3. What harm(s) does the law find should be recognised as invasion of privacy? Is there anycommon element among the successful cases?

This essay question requires you to bring together the issues you've been considering in the previous questions. As with all essay questions it is important that you establish your argument or thesis at the beginning of your answer.
Obviously, one could define ‘harm’ as the invasion of privacy itself – and this, we suppose, is how the claimants in these cases view it, or they would not claim. But given that the law now requires any court considering these issues to balance the content of the right under Article 8 ECHR against that under Article 10, what we are talking about here is ‘reasonableness’. Our courts have determined, through numerous judgments and over many years (and particularly since the coming into force of the HRA) that, really, an invasion of one’s privacy can only be ‘harmful’ (in a legal sense) if it is unreasonable. Do you agree? This means that the concept(s) of harm has become narrower – it is only certain things (or types of thing) that judges seem to agree is harmful per se and it is these this question requires you to seek out, isolate and analyse.
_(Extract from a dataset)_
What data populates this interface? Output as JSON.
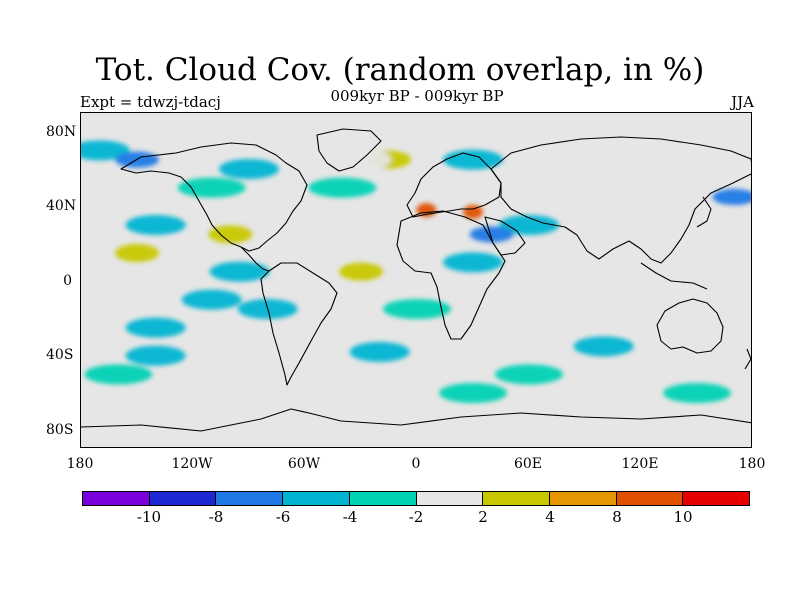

Another angle is to consider the judicially created ‘new’ tort of misuse of personal information, and how/why this has developed to a point that it could be considered a tort (see Google Inc v Vidal- Hall and others [2015]), having first emerged as a concept (though not a ‘tort’ in and of itself) in Campbell v MGN 10 years previously. Evidently this protects a particular aspect of one’s privacy – does this mean that ‘personal information’ is now valued more highly than privacy itself? Is everyone’s personal information protected?